📌 En bref
Une gyroroue, un hoverboard, une monoroue, un gyropode ou un skate électrique est un engin de déplacement personnel motorisé (EDPM) tant que sa vitesse maximale par construction ne dépasse pas 25 km/h (article R. 311-1 du code de la route). À ce titre, c'est un véhicule terrestre à moteur : la loi Badinter s'applique, l'assurance de responsabilité civile est obligatoire, et le FGAO prend le relais si l'engin n'est pas assuré. Au-delà de 25 km/h par construction, l'engin sort de la catégorie : il n'a plus le droit de circuler et n'est plus assurable en formule EDPM. Le piéton percuté est indemnisé dans tous les cas ; le conducteur, lui, se voit opposer sa propre faute. Depuis le 1er septembre 2026, le casque est obligatoire pour tous les usagers d'EDPM dans le Nord et le Pas-de-Calais. Voir le tableau des régimes.

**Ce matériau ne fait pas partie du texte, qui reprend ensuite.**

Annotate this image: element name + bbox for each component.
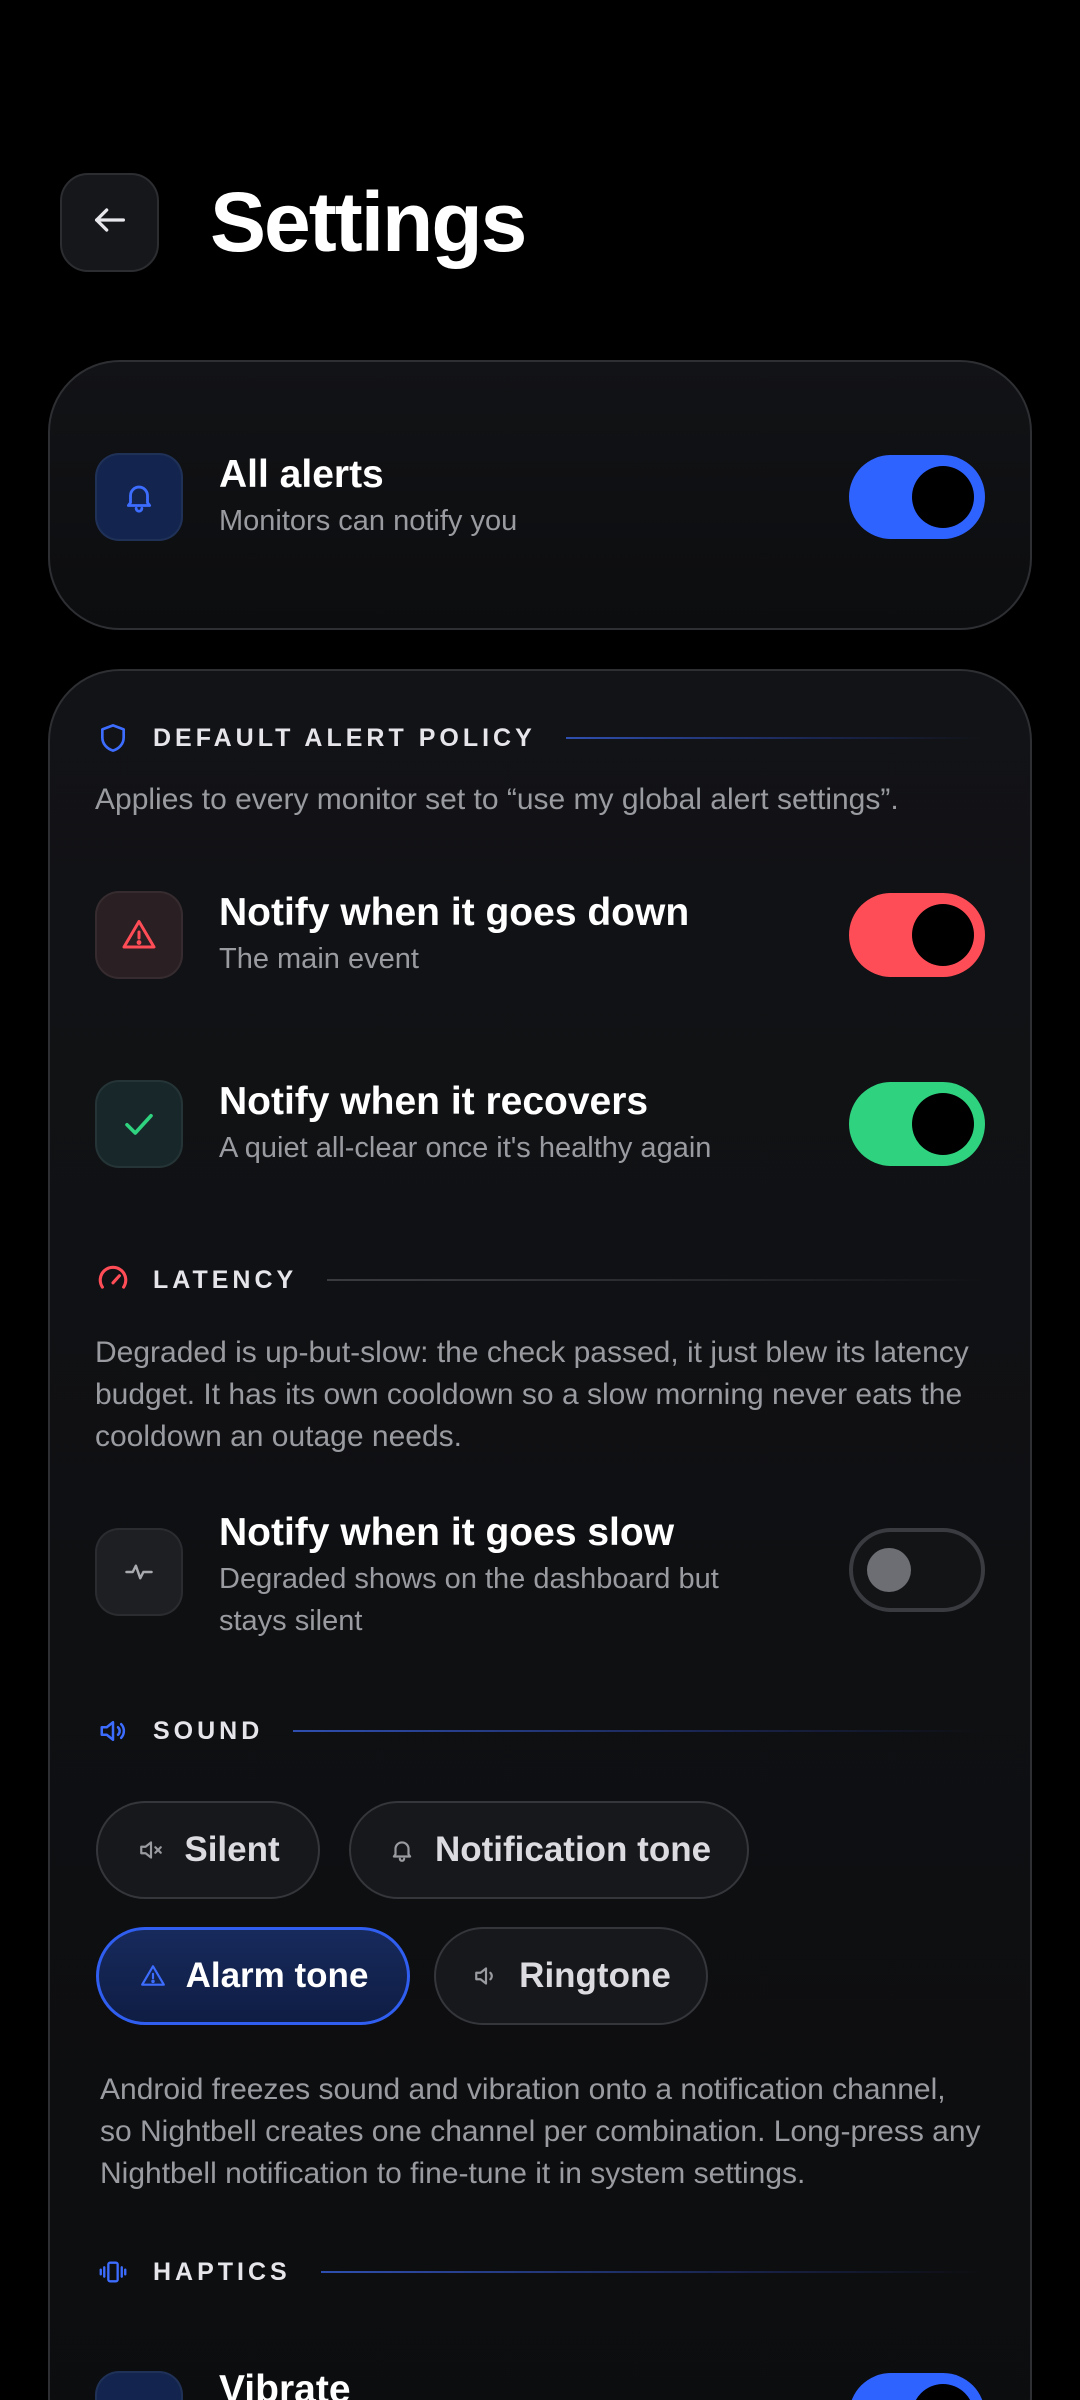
back-button[interactable] [60, 173, 159, 272]
bell-icon [95, 453, 183, 541]
sound-option-ringtone[interactable]: Ringtone [434, 1927, 708, 2025]
chip-label: Ringtone [519, 1956, 671, 1995]
vibrate-title: Vibrate [219, 2368, 351, 2400]
all-alerts-subtitle: Monitors can notify you [219, 505, 518, 537]
section-label: LATENCY [153, 1265, 298, 1294]
warning-icon [138, 1961, 168, 1991]
toggle-knob [912, 466, 974, 528]
warning-triangle-icon [95, 891, 183, 979]
toggle-knob [912, 904, 974, 966]
section-divider [293, 1730, 985, 1732]
all-alerts-row[interactable]: All alerts Monitors can notify you [95, 452, 985, 542]
speaker-muted-icon [136, 1835, 166, 1865]
section-label: HAPTICS [153, 2257, 291, 2286]
notify-slow-subtitle: Degraded shows on the dashboard but stay… [219, 1563, 719, 1637]
notify-slow-row[interactable]: Notify when it goes slow Degraded shows … [95, 1510, 985, 1642]
vibrate-icon [95, 2254, 131, 2290]
notify-down-row[interactable]: Notify when it goes down The main event [95, 890, 985, 980]
notify-down-title: Notify when it goes down [219, 891, 690, 934]
speedometer-icon [95, 1262, 131, 1298]
notify-down-subtitle: The main event [219, 943, 419, 975]
notify-slow-toggle[interactable] [849, 1528, 985, 1612]
toggle-knob [912, 1093, 974, 1155]
chip-label: Alarm tone [185, 1956, 369, 1995]
sound-description: Android freezes sound and vibration onto… [100, 2073, 981, 2190]
latency-description: Degraded is up-but-slow: the check passe… [95, 1336, 969, 1453]
speaker-icon [471, 1961, 501, 1991]
notify-slow-title: Notify when it goes slow [219, 1511, 675, 1554]
activity-pulse-icon [95, 1528, 183, 1616]
sound-option-silent[interactable]: Silent [96, 1801, 320, 1899]
section-latency: LATENCY [95, 1260, 985, 1300]
section-divider [320, 2271, 985, 2273]
all-alerts-toggle[interactable] [849, 455, 985, 539]
section-default-alert-policy: DEFAULT ALERT POLICY [95, 718, 985, 758]
notify-recover-title: Notify when it recovers [219, 1080, 649, 1123]
checkmark-icon [95, 1080, 183, 1168]
shield-icon [95, 720, 131, 756]
toggle-knob [912, 2384, 974, 2400]
section-haptics: HAPTICS [95, 2252, 985, 2292]
sound-option-alarm-tone[interactable]: Alarm tone [96, 1927, 410, 2025]
notify-recover-subtitle: A quiet all-clear once it's healthy agai… [219, 1132, 712, 1164]
chip-label: Notification tone [434, 1830, 712, 1869]
alert-policy-card: DEFAULT ALERT POLICY Applies to every mo… [48, 669, 1032, 2400]
vibrate-row[interactable]: Vibrate [95, 2368, 985, 2400]
toggle-knob [867, 1548, 911, 1592]
vibrate-row-icon [95, 2371, 183, 2400]
section-divider [565, 737, 985, 739]
page-title: Settings [210, 175, 527, 269]
policy-description: Applies to every monitor set to “use my … [95, 783, 899, 816]
all-alerts-card: All alerts Monitors can notify you [48, 360, 1032, 630]
notify-recover-toggle[interactable] [849, 1082, 985, 1166]
settings-screen: Settings All alerts Monitors can notify … [0, 0, 1080, 2400]
speaker-icon [95, 1713, 131, 1749]
notify-recover-row[interactable]: Notify when it recovers A quiet all-clea… [95, 1079, 985, 1169]
all-alerts-title: All alerts [219, 453, 384, 496]
section-label: DEFAULT ALERT POLICY [153, 723, 536, 752]
section-sound: SOUND [95, 1711, 985, 1751]
section-label: SOUND [153, 1716, 264, 1745]
arrow-left-icon [90, 200, 130, 245]
vibrate-toggle[interactable] [849, 2373, 985, 2400]
bell-icon [387, 1835, 417, 1865]
section-divider [327, 1279, 985, 1281]
sound-option-notification-tone[interactable]: Notification tone [349, 1801, 749, 1899]
chip-label: Silent [184, 1830, 280, 1869]
notify-down-toggle[interactable] [849, 893, 985, 977]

Gyroroue, hoverboard, monoroue : ce que la loi en fait exactement
Pendant des années, ces engins ont circulé sans statut. Le décret n° 2019-1082 du 23 octobre 2019 les a fait entrer dans le code de la route sous une catégorie propre : les engins de déplacement personnel motorisés (EDPM).
L'article R. 311-1 du code de la route les définit comme un véhicule sans place assise, conçu et construit pour le déplacement d'une seule personne et dépourvu de tout aménagement destiné au transport de marchandises, équipé d'un moteur non thermique ou d'une assistance non thermique et dont la vitesse maximale par construction est supérieure à 6 km/h et ne dépasse pas 25 km/h.

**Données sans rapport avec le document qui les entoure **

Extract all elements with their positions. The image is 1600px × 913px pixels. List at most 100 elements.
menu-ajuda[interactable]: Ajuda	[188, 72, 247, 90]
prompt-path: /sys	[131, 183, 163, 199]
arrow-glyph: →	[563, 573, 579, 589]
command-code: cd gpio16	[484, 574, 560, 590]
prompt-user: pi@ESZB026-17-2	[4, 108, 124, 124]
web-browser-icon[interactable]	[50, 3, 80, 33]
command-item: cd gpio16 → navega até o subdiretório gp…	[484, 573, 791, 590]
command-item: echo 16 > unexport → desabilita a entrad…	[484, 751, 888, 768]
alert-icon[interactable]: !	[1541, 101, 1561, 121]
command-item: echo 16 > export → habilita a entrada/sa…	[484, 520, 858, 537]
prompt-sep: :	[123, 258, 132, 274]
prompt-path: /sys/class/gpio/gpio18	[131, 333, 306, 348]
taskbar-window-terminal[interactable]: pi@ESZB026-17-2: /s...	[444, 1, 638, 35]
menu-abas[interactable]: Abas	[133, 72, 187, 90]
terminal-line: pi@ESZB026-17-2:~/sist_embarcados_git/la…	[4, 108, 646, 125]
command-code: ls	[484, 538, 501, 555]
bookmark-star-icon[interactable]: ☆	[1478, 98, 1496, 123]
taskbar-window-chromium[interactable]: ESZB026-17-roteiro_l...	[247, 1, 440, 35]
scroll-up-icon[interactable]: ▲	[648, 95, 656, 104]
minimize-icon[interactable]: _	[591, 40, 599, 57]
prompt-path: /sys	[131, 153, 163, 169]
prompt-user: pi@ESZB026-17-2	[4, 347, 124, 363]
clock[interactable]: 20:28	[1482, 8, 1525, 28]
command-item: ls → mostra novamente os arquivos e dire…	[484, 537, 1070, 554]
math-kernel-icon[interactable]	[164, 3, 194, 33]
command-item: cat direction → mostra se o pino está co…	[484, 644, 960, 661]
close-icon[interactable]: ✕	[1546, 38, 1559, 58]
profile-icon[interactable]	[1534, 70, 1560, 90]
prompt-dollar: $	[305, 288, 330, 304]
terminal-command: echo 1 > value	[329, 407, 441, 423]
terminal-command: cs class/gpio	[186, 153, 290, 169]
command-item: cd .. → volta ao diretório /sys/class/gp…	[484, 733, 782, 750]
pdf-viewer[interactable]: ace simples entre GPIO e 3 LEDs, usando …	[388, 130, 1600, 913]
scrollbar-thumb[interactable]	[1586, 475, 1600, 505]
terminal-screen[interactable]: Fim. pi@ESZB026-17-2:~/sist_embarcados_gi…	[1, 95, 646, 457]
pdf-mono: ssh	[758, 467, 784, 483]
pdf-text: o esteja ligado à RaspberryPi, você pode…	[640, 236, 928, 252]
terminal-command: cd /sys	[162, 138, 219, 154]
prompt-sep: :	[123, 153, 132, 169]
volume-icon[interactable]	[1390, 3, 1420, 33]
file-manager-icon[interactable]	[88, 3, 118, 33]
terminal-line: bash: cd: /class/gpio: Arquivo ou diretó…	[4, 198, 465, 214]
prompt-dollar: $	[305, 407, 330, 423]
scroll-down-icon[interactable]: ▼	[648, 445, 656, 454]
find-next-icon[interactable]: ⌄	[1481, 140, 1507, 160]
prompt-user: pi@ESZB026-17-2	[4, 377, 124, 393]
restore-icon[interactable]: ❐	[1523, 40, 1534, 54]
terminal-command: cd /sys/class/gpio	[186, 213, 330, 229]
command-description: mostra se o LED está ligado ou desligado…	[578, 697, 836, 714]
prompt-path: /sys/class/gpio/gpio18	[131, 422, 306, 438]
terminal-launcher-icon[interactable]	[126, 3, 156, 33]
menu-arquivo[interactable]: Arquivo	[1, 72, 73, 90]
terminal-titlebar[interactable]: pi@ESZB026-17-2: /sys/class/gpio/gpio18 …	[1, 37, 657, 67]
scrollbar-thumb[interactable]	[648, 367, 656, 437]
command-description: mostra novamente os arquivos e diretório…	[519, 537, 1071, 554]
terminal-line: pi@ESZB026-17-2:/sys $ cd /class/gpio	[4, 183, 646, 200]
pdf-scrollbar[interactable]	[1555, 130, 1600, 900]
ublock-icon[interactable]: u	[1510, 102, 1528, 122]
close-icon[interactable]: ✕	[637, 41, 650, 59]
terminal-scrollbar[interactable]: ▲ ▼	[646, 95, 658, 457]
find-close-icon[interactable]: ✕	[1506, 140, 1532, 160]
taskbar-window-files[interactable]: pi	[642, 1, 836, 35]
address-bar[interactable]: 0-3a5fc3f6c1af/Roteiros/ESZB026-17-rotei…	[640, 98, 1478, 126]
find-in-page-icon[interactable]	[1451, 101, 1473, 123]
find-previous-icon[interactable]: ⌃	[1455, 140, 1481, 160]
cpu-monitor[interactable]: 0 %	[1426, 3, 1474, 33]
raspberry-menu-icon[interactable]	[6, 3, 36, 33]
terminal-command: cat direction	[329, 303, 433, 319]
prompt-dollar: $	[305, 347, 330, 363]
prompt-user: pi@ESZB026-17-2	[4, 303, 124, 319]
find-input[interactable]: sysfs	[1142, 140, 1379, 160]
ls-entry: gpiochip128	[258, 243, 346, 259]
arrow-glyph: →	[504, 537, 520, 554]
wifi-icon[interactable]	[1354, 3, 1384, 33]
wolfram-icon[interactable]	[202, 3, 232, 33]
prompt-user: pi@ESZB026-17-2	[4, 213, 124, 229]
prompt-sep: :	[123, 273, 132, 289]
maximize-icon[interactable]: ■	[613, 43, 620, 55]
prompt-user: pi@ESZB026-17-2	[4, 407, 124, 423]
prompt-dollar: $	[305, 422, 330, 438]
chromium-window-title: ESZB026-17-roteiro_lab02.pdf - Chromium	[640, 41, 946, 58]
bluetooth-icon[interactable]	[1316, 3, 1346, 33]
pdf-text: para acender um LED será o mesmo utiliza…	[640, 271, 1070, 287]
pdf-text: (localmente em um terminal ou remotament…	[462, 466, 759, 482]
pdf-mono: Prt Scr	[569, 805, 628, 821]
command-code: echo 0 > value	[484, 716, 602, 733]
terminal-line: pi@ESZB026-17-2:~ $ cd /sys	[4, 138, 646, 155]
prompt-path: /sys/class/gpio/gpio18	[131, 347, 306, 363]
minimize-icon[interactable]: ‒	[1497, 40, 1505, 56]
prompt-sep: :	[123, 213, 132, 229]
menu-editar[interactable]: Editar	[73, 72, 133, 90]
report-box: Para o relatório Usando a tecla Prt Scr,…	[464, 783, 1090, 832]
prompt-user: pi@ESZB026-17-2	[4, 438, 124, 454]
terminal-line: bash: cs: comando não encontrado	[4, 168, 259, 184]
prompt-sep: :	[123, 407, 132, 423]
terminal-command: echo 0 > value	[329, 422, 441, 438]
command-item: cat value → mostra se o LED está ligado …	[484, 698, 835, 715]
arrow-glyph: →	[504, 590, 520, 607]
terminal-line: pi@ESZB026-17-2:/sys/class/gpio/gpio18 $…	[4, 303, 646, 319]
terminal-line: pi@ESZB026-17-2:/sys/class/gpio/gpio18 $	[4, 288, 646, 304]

La conséquence est considérable, et c'est elle qui commande toute votre indemnisation : un EDPM est un véhicule terrestre à moteur, au même titre qu'une voiture. La loi n° 85-677 du 5 juillet 1985, dite loi Badinter, lui est applicable, et l'article L. 211-1 du code des assurances impose une garantie de responsabilité civile pour le faire circuler.

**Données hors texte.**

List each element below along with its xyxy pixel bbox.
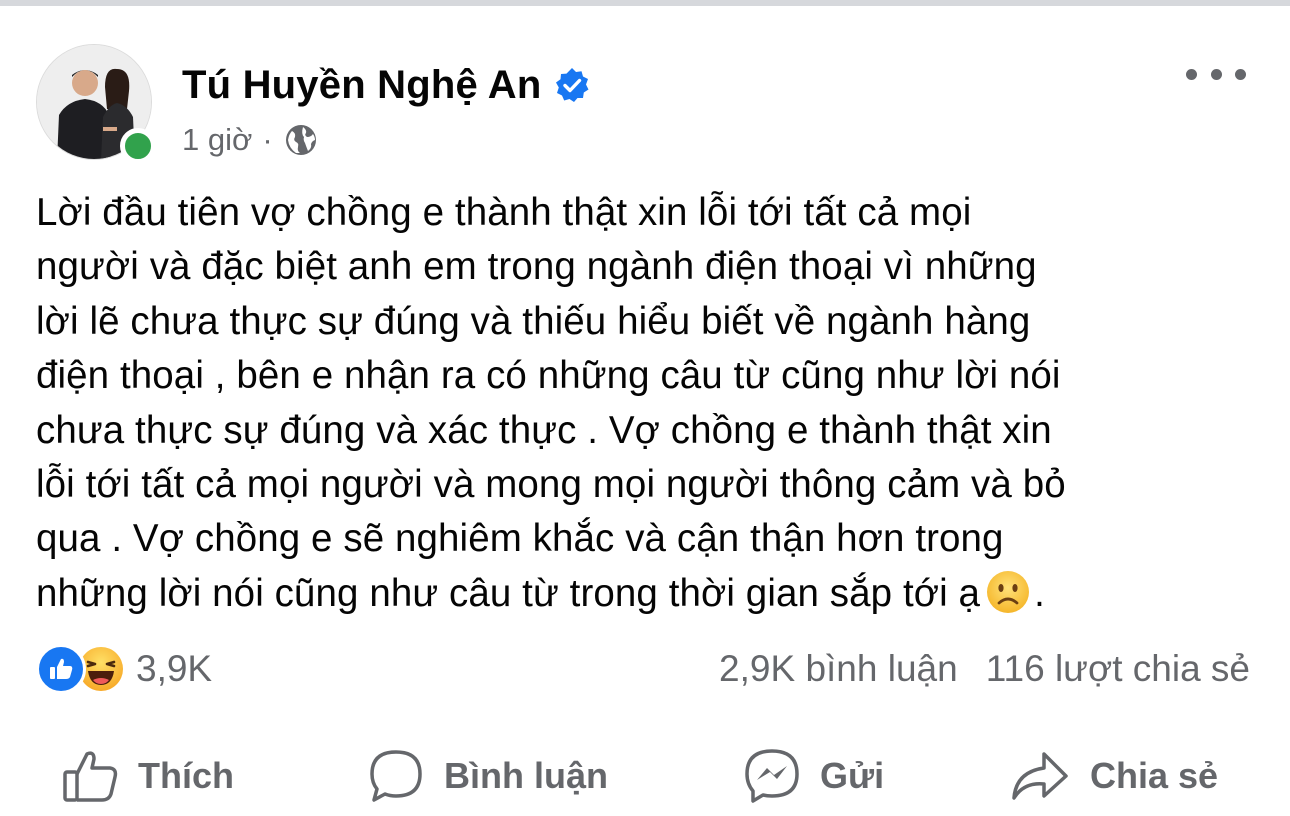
post-timestamp[interactable]: 1 giờ <box>182 122 252 158</box>
like-reaction-icon <box>36 644 86 694</box>
share-arrow-icon <box>1012 752 1068 800</box>
comment-label: Bình luận <box>444 755 608 796</box>
top-divider <box>0 0 1290 6</box>
share-count[interactable]: 116 lượt chia sẻ <box>986 648 1250 690</box>
post-body-trailing: . <box>1034 571 1045 615</box>
send-button[interactable]: Gửi <box>742 746 884 806</box>
more-options-icon[interactable] <box>1186 62 1246 86</box>
reactions-summary[interactable]: 3,9K <box>36 644 212 694</box>
comment-count[interactable]: 2,9K bình luận <box>719 648 958 690</box>
frowning-face-emoji-icon <box>986 570 1030 614</box>
share-label: Chia sẻ <box>1090 755 1219 796</box>
meta-separator: · <box>262 122 273 157</box>
post-header: Tú Huyền Nghệ An 1 giờ · <box>36 44 1256 164</box>
comment-bubble-icon <box>370 750 422 802</box>
like-button[interactable]: Thích <box>60 746 234 806</box>
share-button[interactable]: Chia sẻ <box>1008 746 1218 806</box>
comment-button[interactable]: Bình luận <box>366 746 608 806</box>
verified-badge-icon <box>554 67 590 103</box>
messenger-icon <box>745 749 799 803</box>
send-label: Gửi <box>820 755 885 796</box>
post-text: Lời đầu tiên vợ chồng e thành thật xin l… <box>36 186 1266 621</box>
post-meta: 1 giờ · <box>182 120 319 160</box>
post-stats: 3,9K 2,9K bình luận 116 lượt chia sẻ <box>36 640 1256 704</box>
thumbs-up-icon <box>63 751 118 802</box>
like-label: Thích <box>138 755 234 796</box>
post-body-text: Lời đầu tiên vợ chồng e thành thật xin l… <box>36 191 1066 615</box>
reaction-count: 3,9K <box>136 648 213 689</box>
globe-icon <box>283 122 319 158</box>
author-name[interactable]: Tú Huyền Nghệ An <box>182 63 542 108</box>
online-status-indicator <box>120 128 156 164</box>
post-actions: Thích Bình luận Gửi Chia sẻ <box>36 736 1256 816</box>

Tous les engins ne sont pas dans la même case
Le vocabulaire commercial ne dit rien du régime juridique. Ce qui compte, c'est la motorisation et la vitesse par construction.
| Engin | Catégorie juridique | Assurance | Régime en cas d'accident |
|---|---|---|---|
| Gyroroue, monoroue, hoverboard, gyropode, skate électrique ≤ 25 km/h | EDPM = véhicule terrestre à moteur | RC obligatoire (L. 211-1 c. assur.) | Loi Badinter |
| Le même engin > 25 km/h par construction | Hors catégorie EDPM : véhicule à moteur non réceptionné | Non assurable en formule EDPM ; RC « vie privée » exclut les véhicules à moteur | Loi Badinter pour la victime, mais conducteur presque toujours non assuré |
| Skateboard, roller, trottinette mécanique | Assimilé à un piéton | RC vie privée de l'assurance habitation | Droit commun (articles 1240 et suivants du code civil), et protection du piéton s'il est percuté |
| Fauteuil roulant électrique | Assimilé à un piéton par le code de la route | RC vie privée | Protection du piéton |
💡 À retenir : la ligne de partage n'est pas « avec ou sans guidon », ni « grande ou petite roue ». C'est le moteur, et le bridage d'usine à 25 km/h. Pour le panorama complet de la famille, tous engins confondus, voyez notre guide de référence : accident de trottinette et EDPM : qui paie et comment être indemnisé.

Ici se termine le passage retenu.